Análise Técnica: Os Níveis a Serem Observados na Semana
Do ponto de vista da análise técnica, o ouro apresenta um quadro de rompimento iminente. Após um período de consolidação em um padrão de triângulo, o metal já ensaiava uma alta. A guerra atua como o catalisador para transformar este movimento em uma aceleração.
Os níveis a serem observados na semana são claros:
- Suportes Imediatos: O primeiro nível de defesa para os touros (compradores) é agora a região de US$ 5.200. Abaixo disso, o suporte seguinte é em US$ 5.100 (antiga resistência) e, num cenário de correção mais profunda, o patamar psicológico de US$ 5.000.
- Resistências e Alvos: O nível de retração de Fibonacci de 78,6% , em US$ 5.342, é o primeiro grande alvo. Uma vez superado, a porta estará aberta para um novo teste das máximas históricas recentes, na região de US$ 5.598. O ouro on-chain já operou acima de US$ 5.400, indicando que o caminho para estes níveis é plausível se a tensão persistir.

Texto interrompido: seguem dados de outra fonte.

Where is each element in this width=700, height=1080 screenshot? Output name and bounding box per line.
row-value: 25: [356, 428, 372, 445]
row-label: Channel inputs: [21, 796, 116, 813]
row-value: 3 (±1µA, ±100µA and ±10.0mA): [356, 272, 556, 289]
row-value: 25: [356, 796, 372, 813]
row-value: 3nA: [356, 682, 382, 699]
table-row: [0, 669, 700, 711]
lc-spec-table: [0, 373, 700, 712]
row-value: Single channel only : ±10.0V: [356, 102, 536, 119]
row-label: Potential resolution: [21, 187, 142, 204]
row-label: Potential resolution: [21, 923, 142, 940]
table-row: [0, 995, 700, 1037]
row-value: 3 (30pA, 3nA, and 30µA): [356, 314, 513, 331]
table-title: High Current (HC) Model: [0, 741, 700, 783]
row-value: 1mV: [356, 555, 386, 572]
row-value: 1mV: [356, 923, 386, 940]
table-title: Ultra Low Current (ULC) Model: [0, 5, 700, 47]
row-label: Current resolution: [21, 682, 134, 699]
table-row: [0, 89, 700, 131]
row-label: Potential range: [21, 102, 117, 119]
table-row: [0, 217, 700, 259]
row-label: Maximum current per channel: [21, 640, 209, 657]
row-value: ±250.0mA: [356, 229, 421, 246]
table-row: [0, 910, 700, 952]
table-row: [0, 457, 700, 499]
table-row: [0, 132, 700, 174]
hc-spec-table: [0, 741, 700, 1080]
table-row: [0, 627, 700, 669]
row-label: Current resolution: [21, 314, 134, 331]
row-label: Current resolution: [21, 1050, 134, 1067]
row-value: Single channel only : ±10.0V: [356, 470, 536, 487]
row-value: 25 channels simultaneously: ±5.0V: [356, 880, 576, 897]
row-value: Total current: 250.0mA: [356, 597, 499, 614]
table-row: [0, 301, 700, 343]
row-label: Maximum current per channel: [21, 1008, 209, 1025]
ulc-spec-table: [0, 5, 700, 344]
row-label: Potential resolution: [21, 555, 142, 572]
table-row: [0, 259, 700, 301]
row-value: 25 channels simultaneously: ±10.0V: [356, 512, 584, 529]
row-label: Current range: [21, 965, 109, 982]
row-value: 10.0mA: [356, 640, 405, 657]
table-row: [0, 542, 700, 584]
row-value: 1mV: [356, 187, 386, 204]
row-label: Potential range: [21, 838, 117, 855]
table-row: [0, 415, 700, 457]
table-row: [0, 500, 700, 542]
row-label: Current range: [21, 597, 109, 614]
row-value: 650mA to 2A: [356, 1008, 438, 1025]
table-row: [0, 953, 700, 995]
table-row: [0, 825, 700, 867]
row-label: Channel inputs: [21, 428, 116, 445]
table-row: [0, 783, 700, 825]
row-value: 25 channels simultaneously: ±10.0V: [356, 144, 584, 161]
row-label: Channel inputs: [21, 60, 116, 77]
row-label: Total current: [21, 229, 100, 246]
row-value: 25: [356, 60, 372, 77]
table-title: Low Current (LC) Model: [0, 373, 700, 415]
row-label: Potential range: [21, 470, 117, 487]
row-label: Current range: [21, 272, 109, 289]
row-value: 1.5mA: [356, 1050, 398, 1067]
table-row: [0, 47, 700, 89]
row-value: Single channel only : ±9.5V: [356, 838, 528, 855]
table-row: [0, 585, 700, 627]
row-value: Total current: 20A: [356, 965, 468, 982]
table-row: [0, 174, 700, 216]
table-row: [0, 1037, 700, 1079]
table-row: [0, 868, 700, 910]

A Correlação com o Petróleo e o Impacto nos Mercados
O movimento do ouro não pode ser visto isoladamente. O petróleo é a outra peça fundamental deste quebra-cabeça. O ataque e o bloqueio no Estreito de Hormuz já provocaram uma disparada nos preços da commodity. O petróleo mais caro tem um efeito duplo sobre o ouro: aumenta as expectativas de inflação (o que é positivo para o metal como hedge) e amplifica o sentimento defensivo (risk-off) nos mercados, levando mais capital para os refúgios seguros.
A abertura dos mercados de ações, incluindo o Nifty 50 indiano e os índices globais, deve ser negativa, com gap-downs significativos. Esta rotação de capital saindo de equities e entrando em ativos de refúgio como o ouro é o mecanismo clássico que alimenta o rali do metal em momentos de crise.
Conclusão: Navegando em um Mar de Incertezas com o Ouro como Bússola
A semana de 02 a 06 de março será definida por uma única variável: o desenrolar do conflito entre EUA/Irã e Israel. Para o investidor em ouro, as diretrizes são as seguintes:
- Prepare-se para a Volatilidade: A abertura de segunda-feira será violenta. Espere gaps e oscilações bruscas. Não tome decisões precipitadas nos primeiros minutos de negociação.
- Identifique os Níveis-Chave: Use os níveis de US$ 5.200 (suporte) e US$ 5.342 (resistência) como seu mapa. Um fechamento diário acima de US$ 5.342 é um sinal de força para buscar as máximas históricas.
- Monitore as Notícias: O preço do ouro será refém das manchetes. Qualquer notícia de desescalada pode provocar uma rápida realização de lucros. Qualquer escalada pode acelerar o rali.
- Considere o Prazo: Para traders de curto prazo, a estratégia pode ser de “comprar no boato e vender no fato”, realizando lucros rapidamente após o pico inicial. Para investidores de longo prazo, a tese estrutural (bancos centrais, juros) permanece intacta, e correções podem ser oportunidades de acúmulo.
- Para o Investidor Brasileiro: O ouro em reais (XAU/BRL) continuará a ser uma proteção dupla: contra a instabilidade global e contra a potencial desvalorização do real. O patamar de R$ 858 pode ser apenas o começo de uma nova perna de alta.
O ouro entrou em uma nova fase. A guerra no Oriente Médio adicionou um combustível poderoso a um fogo que já queimava com os ventos da desdolarização e da frouxidão monetária. O caminho, como sempre, não será uma linha reta, mas a direção para o metal precioso, nesta semana e possivelmente nas próximas, aponta inequivocamente para o norte.